Thanks for the reply!Well, do you know what happens to most pioneers?
They die with arrows in their backs.
Personally, I'm not a big fan of innovation – I'm more of a fan of solid, reliable work, and building a brand/reputation and system to do the work better. And doing it in a competitive industry.
I can see where you're coming from, since you're in software, maybe it's more relevant there. But in my opinion, "Blue Ocean Strategy" is for most people a terrible choice. I'd argue that most beginners fail precisely because they're trying to innovate and follow the blue ocean approach. In other words, it's precisely because they don't work in the confines of an older paradigm.
Creating a new paradigm is something that will simply be inaccessible to most businesses. Thousands try, only one succeeds. Virtually 99.9% of innovators I've seen here or elsewhere have failed. Every day there's a new app, a new software, that the owner thinks will revolutionize an industry, establish a new paradigm. Most people severely underestimate the costs of opening up a blue ocean, financial as well as political.

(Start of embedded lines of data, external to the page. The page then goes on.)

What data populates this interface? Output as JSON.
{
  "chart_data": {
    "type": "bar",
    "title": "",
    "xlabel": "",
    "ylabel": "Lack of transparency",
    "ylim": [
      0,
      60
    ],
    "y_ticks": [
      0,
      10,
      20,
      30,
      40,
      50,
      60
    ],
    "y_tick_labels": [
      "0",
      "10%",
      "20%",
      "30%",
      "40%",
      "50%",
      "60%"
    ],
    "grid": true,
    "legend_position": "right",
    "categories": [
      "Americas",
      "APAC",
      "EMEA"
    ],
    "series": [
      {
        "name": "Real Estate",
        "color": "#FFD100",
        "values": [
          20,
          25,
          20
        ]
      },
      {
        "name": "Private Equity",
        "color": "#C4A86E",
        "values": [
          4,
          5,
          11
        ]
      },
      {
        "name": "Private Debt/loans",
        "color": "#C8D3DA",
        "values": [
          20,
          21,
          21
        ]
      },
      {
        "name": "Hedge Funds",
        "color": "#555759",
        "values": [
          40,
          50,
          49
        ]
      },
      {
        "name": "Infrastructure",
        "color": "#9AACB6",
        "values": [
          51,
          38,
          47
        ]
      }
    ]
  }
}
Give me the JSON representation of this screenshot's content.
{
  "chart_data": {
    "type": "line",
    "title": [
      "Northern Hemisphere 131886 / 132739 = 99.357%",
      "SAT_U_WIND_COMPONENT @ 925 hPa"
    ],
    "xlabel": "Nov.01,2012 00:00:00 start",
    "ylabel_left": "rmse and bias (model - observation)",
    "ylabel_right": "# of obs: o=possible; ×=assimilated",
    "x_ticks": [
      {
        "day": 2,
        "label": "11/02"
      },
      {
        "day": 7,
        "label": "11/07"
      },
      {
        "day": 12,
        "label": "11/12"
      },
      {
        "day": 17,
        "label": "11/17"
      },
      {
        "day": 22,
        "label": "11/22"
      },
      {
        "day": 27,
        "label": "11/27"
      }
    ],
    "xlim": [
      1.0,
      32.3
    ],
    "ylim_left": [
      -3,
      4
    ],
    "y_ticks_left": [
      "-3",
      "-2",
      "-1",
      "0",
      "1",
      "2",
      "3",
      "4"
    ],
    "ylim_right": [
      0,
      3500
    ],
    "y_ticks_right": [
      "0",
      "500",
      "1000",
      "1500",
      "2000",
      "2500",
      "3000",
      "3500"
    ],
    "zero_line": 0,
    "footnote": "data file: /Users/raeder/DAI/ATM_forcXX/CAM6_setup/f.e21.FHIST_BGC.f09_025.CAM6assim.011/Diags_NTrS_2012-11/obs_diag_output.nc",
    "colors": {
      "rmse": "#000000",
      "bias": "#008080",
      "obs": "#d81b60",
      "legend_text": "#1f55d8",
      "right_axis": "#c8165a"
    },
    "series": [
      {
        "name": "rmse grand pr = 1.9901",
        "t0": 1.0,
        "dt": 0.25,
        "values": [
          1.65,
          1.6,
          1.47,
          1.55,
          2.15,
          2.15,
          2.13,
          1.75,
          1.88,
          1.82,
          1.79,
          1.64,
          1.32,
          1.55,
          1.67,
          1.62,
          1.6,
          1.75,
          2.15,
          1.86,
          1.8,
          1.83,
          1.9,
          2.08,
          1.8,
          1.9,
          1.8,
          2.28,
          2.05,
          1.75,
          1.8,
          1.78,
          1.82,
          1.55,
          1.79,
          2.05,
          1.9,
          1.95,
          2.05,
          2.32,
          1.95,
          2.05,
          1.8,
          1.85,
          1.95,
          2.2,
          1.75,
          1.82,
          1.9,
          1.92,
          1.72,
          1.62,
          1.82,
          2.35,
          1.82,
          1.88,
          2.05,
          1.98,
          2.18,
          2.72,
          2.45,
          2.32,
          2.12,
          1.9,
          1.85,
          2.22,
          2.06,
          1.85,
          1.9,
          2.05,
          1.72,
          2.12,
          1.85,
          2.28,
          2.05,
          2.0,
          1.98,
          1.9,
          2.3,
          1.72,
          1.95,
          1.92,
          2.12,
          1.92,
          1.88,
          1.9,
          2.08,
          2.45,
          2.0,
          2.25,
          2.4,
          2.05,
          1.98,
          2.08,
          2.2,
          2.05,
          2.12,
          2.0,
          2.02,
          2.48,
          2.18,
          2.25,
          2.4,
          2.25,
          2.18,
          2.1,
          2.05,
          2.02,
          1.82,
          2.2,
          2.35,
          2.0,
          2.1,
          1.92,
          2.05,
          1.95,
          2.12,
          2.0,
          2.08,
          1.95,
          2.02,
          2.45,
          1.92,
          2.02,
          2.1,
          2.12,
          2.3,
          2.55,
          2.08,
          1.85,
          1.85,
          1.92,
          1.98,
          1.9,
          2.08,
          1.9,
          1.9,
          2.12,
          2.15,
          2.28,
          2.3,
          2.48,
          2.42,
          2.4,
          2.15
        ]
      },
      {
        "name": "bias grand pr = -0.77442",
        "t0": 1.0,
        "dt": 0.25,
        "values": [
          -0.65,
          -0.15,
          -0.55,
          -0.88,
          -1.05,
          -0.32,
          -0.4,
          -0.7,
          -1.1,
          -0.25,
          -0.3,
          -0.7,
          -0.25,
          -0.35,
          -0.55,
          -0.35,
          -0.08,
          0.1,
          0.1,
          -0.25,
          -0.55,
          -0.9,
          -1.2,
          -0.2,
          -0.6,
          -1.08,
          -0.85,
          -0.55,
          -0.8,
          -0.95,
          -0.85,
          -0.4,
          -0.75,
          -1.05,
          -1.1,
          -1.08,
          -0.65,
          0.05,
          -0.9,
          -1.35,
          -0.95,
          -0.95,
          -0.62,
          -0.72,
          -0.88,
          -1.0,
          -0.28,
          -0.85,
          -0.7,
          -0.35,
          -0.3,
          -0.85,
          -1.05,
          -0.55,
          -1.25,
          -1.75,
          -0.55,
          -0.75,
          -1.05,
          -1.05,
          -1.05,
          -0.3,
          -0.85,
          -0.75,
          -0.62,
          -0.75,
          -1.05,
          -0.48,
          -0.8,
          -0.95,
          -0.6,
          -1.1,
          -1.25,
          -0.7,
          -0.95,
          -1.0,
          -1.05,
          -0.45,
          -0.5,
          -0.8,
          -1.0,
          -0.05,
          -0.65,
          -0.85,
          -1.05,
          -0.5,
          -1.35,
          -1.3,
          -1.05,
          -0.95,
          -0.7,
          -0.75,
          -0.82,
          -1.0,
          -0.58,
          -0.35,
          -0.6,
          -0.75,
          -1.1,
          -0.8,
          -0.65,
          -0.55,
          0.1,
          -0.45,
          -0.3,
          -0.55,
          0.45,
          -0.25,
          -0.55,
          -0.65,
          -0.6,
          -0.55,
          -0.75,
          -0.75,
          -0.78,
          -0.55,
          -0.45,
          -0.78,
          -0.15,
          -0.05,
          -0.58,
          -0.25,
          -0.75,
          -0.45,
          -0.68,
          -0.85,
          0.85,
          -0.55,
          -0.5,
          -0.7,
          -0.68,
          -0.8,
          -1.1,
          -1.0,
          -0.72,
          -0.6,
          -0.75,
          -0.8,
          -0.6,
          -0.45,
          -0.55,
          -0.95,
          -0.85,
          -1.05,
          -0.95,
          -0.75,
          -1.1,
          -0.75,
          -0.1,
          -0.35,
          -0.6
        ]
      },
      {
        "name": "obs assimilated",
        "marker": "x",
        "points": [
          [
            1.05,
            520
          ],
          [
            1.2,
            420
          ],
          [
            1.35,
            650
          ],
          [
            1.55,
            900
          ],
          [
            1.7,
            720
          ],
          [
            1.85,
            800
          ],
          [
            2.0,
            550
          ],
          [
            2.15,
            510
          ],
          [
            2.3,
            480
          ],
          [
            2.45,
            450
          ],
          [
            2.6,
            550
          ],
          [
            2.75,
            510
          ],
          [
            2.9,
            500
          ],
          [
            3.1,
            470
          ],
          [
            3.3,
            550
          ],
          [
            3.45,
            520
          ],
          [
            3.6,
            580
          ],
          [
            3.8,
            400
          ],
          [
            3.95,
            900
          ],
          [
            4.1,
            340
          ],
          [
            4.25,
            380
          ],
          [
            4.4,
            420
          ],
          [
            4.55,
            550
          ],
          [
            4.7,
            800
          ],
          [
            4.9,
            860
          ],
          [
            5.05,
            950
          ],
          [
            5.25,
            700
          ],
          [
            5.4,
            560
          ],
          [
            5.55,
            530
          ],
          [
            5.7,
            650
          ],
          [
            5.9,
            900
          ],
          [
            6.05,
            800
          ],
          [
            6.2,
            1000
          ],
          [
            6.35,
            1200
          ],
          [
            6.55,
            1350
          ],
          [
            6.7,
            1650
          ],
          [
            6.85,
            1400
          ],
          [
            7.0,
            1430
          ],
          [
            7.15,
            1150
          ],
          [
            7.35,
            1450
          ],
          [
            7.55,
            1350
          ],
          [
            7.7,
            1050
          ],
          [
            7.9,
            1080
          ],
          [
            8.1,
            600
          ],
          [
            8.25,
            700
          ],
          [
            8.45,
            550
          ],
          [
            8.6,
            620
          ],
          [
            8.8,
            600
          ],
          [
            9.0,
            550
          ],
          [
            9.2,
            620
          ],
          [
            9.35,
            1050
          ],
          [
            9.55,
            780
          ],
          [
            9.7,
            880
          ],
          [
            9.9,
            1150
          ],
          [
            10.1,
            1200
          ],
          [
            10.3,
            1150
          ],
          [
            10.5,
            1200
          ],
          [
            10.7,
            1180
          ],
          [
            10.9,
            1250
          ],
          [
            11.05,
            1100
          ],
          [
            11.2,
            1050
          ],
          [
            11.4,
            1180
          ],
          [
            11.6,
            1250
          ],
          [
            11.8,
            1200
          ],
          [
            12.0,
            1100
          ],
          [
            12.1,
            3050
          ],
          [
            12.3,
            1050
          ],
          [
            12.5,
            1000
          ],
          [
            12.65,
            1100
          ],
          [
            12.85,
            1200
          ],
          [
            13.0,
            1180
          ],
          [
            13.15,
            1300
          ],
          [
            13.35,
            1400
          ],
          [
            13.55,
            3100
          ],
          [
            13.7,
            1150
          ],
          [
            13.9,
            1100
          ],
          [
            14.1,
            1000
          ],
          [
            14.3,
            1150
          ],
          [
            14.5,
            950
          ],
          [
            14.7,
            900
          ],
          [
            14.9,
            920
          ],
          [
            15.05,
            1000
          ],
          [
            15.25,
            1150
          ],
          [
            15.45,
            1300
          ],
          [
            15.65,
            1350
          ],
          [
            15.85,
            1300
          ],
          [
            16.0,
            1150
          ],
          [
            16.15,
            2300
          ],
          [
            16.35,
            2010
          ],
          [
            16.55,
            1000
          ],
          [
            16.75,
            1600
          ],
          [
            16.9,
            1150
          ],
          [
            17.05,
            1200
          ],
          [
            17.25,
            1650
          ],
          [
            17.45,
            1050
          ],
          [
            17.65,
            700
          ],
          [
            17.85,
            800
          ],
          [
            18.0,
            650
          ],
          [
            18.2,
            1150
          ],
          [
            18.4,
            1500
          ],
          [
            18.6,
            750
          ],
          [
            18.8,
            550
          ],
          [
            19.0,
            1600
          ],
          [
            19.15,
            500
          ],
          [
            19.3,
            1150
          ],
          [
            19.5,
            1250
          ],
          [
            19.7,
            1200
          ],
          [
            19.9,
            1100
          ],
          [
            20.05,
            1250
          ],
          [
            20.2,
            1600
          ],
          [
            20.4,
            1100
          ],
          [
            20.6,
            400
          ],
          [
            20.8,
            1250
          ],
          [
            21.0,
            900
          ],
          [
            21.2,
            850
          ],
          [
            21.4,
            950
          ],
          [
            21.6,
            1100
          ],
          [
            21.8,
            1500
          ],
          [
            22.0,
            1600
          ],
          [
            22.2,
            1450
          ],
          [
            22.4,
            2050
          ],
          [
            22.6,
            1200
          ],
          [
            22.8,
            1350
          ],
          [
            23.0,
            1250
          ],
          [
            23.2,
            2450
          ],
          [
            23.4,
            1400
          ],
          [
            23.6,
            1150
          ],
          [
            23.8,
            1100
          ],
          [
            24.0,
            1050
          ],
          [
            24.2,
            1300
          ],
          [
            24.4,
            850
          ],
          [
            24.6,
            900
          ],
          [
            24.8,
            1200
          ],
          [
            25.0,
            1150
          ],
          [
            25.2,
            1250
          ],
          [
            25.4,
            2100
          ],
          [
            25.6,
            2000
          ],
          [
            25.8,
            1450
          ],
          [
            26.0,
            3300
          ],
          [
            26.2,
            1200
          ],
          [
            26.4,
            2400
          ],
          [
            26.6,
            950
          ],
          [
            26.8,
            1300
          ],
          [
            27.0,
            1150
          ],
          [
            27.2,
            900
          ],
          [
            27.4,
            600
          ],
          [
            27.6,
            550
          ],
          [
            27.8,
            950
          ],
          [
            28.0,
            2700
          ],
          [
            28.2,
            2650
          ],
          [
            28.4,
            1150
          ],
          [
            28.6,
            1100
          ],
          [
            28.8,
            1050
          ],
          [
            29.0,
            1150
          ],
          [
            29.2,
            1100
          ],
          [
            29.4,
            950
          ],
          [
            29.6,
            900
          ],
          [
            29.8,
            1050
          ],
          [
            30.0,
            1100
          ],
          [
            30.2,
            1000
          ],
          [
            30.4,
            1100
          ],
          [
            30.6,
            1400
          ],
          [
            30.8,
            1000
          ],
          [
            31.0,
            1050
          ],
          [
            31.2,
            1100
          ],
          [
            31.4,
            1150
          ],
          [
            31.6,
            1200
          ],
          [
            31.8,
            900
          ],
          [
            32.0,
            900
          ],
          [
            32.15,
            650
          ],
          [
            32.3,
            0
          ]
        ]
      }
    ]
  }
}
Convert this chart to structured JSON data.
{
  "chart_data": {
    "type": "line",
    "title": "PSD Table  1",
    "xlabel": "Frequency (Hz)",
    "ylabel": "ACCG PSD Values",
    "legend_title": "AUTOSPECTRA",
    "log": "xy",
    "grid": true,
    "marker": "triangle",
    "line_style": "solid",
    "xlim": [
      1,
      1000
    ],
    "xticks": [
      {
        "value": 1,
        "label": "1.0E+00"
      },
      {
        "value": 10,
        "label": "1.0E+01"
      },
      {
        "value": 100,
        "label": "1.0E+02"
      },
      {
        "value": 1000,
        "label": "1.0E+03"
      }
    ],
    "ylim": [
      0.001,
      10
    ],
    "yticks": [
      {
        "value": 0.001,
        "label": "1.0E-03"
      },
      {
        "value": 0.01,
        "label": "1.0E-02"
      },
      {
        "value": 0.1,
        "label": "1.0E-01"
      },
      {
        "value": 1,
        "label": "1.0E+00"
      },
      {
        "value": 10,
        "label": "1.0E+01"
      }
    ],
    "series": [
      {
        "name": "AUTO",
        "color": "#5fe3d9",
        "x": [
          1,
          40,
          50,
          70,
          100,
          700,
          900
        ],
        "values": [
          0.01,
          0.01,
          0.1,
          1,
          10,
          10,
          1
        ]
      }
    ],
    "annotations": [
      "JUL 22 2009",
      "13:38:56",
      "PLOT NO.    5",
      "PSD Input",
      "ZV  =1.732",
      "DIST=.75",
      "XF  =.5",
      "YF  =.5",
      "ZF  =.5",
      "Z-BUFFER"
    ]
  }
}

Opening up a blue ocean is virtually impossible without significant (ie, millions) in financial backing and access to the backing of at least some established players. Sure, there are some people out there who will successfully open Blue Oceans. I'm you can cite some. But I see them as the exception, not the rule.
Personally, I started by copying everything that my most successful competitors were doing. I still copy good things I see to this day. That's free market research for me, and I get the goods, without paying the price. If I were to start again in a different industry, I'd take the same approach. Who is making money? What are they doing to make that money? Let's do the same first, make some money, then begin making it better.
Better in all ways – better at getting case studies, better at getting results, better at selling, and so on. All of these are the result of better business processes. I have a better process to get case studies... therefore while you get 1 case study, I get 10. I have a better process of selling the service... while you get 1 new customer, I get 2 or 3.
But the point is you always want to start from what's working already. And yes, it's true, I'll never start the next Facebook. So what?
I'm arguably in one of the reddest oceans out there: lead generation. I have thousands of competitors. Every day I get messaged by at least 4-5 of my competitors. What helped me is that they're all hustlers, and I'm a builder. I will sit there and build better systems than they will to do the same work. I don't care about innovating. I'll let someone else innovate, and then steal their innovation if it's good. And if it's not, I've spared myself the costs.
I should have perhaps prefaced my assertions by suggesting that pursuing an innovative path is predominantly for people who have the right mix of talent, work ethic and vision - IE capable of toppling the status quo.
You are one of those people, hence why I suggested it. Most don't have it, which is why they end up with a "me too" business they find difficult to scale. The fact you allude to yourself as a builder is enough to say you're an innovator. Everybody copies others at some level - Jobs copied Xerox Parc. The point is they took what worked and contorted it enough to make something new enough to create a new paradigm. They then owned the new paradigm. Even the iPhone was apparently a rip-off of LG's Prada phone.
I brainwashed myself to pursue the "blue ocean" path (primarily due to working with software) and it is, indeed, very difficult. I have some updates on it which I'll post in my progress thread soon but the key thing I've found is there are certain things which can be done to encourage its pursuit.
I would disagree about needing millions. There are quite a few examples of small - even bootstrapped - companies that grew substantially in new fields. Yes, many "moon shot" type things need capital, but not all. I would also suggest you are in a prime position to pursue such a path (innovation, not moonshot) as you have done what few others have -- developed deep systems, affinity & equitable value in your company.
I suppose my core point - to address your original assertion - was in the beginning, you had to innovate. You may not have been a pioneer, but you certainly had to make enough of a market to get paid well.
Stealing from higher level competitors is something everybody does, even if they don't admit it. The difference - at least to me - is the underlying purpose behind what you're doing. Most people "borrow" ideas because they're too lazy to do the work for themselves - you did it because you wanted to get to a destination quicker.
Now you're at the destination, you feel a sense of foreboding that you couldn't do it again. I would disagree. The fact you are in the position in the first place is testament to the fact you continued to "innovate" yourself regardless of circumstance. Just because you haven't invented the hot new app doesn't mean you don't carry the ideals behind that sort of thing into your work. In a similar sense, the young bucks trying to emulate you don't need to compete directly with you as they'll have to "innovate" for themselves, even if they steal your more successful processes etc.